Yes, the plot is a bit clunky and contrived (more so than his previous novels) that teeters on parody, but I found some interesting aspect of Britt-Marie that I could identify with. Her husband calls her “socially incompetent” and negative, which is why people don’t like her that much (especially her step-children) and does not want to spend time with her. After settling in at the center in Borg, she stares out the window, watching the children play soccer and sees the Sven: “For a short moment she was afraid that he was going to come over and knock on the door.” But when he leaves, Britt-Marie is “disappointed when he didn’t” knock. 
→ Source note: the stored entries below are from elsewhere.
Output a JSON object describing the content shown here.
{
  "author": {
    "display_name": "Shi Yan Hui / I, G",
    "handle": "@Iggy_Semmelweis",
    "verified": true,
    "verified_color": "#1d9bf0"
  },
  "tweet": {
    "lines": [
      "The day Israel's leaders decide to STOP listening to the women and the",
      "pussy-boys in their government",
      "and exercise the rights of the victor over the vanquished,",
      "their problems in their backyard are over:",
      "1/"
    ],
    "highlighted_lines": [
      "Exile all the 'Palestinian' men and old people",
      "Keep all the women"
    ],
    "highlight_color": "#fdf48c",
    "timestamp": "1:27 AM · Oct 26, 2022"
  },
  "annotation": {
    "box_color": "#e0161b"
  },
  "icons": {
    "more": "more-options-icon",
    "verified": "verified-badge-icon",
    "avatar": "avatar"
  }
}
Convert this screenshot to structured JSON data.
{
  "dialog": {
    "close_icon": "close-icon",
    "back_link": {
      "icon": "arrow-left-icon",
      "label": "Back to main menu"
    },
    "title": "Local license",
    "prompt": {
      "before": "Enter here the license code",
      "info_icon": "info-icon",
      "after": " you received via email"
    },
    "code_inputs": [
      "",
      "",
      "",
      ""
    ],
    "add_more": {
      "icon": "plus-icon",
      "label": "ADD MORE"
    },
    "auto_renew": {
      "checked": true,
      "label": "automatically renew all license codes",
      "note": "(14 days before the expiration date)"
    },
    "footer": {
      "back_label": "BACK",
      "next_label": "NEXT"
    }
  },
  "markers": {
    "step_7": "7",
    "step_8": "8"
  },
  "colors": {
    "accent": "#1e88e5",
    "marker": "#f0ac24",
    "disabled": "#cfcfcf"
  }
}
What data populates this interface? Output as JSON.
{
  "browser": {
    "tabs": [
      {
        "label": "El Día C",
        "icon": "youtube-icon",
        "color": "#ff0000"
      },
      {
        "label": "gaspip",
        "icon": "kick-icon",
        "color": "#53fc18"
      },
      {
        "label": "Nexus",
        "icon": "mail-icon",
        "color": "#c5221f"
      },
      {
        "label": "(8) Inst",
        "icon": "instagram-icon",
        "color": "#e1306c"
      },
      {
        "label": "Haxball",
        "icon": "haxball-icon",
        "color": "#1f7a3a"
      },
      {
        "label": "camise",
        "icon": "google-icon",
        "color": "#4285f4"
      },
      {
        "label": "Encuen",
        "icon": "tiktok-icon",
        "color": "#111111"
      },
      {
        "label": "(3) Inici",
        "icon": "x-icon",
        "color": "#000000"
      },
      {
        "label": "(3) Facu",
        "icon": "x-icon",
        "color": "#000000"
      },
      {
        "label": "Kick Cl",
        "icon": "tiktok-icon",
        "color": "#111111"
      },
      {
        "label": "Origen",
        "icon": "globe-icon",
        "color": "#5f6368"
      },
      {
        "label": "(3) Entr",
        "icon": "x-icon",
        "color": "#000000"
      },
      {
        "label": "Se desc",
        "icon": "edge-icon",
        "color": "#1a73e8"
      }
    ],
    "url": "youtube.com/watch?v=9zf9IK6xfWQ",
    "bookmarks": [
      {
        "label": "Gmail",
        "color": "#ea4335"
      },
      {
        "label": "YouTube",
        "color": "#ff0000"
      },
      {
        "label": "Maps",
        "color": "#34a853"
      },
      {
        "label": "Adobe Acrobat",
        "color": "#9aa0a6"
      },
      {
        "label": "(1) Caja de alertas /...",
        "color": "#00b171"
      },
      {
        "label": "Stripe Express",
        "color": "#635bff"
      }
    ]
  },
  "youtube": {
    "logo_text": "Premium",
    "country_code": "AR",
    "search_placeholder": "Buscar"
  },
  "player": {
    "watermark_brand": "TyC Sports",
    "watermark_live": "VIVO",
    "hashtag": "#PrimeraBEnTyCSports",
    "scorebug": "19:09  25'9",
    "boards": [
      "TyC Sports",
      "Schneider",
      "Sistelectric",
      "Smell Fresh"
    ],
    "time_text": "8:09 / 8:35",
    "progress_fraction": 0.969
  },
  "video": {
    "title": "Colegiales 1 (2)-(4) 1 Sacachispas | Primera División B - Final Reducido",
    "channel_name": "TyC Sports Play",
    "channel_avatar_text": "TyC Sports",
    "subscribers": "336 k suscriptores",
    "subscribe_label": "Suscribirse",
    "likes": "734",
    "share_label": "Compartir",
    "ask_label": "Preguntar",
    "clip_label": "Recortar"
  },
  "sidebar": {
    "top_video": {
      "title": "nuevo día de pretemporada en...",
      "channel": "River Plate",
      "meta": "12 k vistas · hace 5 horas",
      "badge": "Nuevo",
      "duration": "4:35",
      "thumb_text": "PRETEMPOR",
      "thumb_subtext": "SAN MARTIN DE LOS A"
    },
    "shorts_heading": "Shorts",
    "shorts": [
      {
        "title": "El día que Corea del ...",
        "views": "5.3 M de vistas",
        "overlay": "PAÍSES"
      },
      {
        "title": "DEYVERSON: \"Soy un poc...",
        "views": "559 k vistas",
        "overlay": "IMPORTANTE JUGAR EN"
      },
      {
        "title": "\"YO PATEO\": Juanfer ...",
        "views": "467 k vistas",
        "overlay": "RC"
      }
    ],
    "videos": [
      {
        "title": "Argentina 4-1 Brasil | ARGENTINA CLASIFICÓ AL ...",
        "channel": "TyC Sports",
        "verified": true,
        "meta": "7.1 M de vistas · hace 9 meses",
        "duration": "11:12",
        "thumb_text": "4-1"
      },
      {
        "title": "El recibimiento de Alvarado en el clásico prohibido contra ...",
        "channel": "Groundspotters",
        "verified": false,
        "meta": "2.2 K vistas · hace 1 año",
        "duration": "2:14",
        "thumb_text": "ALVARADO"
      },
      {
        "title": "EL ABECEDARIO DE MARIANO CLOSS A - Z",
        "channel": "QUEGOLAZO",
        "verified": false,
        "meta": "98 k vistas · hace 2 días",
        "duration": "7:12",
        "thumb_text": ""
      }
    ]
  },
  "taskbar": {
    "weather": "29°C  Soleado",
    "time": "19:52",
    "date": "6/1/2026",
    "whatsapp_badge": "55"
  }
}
This is me in many ways. I want to be part of something, but know I have a tendency to speak my mind, which some feel is more negative than helpful. Perhaps in my mind, I see myself as being considerate, but I’m just being an asshole? I mean, I also will beg-off on things, only to feel jealous when I see postings on Facebook of my friends having fun. The same thing happens when they don’t call me (because they’re apparently done with my passive-aggressiveness and negativity) and I see them having fun without me and I can’t figure out why they didn’t even try to invite me. It’s a vicious circle of Hell I’ve fallen into.

Anyways, the town, the kids, and even the rat are as quirky as you can get without collapsing in on itself. It’s still charming, often amusing, and bitter sweet.